Modulation of SUMO1-TOP1 DNA damage repair by TOPORS following ovalbumin-induced oxidative stress in macrophages

Abstract

Allergens, a common trigger of asthma, can lead to increased levels of reactive oxygen species (ROS) and subsequent DNA damage. However, the repair mechanism of DNA damage caused by oxidative stress in allergen-induced asthma is less known.
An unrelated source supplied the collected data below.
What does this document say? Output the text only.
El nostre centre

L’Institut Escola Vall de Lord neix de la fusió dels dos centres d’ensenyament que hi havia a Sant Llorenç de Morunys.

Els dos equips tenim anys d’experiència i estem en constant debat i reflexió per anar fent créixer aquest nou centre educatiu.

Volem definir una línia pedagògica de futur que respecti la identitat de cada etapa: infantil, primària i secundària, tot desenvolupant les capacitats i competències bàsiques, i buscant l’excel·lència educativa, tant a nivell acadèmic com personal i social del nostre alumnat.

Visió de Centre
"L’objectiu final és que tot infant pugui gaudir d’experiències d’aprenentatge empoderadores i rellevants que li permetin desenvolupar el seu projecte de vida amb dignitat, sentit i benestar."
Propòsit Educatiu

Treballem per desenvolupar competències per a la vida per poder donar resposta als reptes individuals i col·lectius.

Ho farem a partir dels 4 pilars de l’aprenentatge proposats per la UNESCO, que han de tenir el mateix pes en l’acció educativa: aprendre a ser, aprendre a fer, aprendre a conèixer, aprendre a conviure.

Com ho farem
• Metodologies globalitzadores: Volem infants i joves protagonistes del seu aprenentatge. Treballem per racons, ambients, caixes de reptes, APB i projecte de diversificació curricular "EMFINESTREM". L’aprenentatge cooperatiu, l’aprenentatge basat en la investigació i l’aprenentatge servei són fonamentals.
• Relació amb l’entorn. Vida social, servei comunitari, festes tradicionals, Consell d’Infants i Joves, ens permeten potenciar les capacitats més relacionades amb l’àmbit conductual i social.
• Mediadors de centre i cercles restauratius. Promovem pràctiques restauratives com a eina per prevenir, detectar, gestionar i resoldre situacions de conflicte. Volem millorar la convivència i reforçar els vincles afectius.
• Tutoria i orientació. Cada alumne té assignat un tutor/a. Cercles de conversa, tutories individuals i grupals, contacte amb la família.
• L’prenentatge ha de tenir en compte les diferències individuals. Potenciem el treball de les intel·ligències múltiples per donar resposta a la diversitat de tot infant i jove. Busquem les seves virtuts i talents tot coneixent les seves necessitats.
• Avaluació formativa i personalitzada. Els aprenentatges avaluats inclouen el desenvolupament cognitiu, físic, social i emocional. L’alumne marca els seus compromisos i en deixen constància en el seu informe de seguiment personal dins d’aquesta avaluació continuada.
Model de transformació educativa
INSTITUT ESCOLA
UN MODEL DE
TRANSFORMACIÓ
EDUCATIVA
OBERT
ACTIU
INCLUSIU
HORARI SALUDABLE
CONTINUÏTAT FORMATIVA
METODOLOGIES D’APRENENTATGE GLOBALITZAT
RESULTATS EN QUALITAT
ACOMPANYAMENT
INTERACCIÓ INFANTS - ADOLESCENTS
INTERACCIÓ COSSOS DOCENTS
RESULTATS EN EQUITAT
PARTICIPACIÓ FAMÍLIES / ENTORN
We explored the mechanism by which topoisomerase 1 binding arginine/serine rich protein (TOPORS) regulates small ubiquitin-related modifier 1 (SUMO1) modification of TOP1 to repair DNA damage induced by ovalbumin (OVA). We tested the expression level of TOP1 in asthmatic and healthy children. OVA-induced mouse asthma model was used for further validation. The level of SUMO1-TOP1 in macrophages was studied by immunoprecipitation. The expression of TOP1 was increased in asthmatic children. The expression of TOP1 and γ Histone 2AX (γH2AX) were increased in the lung tissue of asthmatic mice. In OVA-induced macrophages, the levels of TOP1 and γH2AX were increased, while knockdown expression of TOP1 could reduce the level of γH2AX. The level of SUMO1-TOP1 in OVA-induced macrophages was increased. Interestingly, knockdown expression of TOPORS could reduce the levels of SUMO1-TOP1 in OVA-induced macrophages, while the levels of TOP1 and γH2AX were increased. Our results indicate that TOPORS regulates SUMO1 modification of TOP1 and plays an important role in the repair of DNA damage induced by OVA. DNA repair in asthma exacerbation could be a therapeutic target.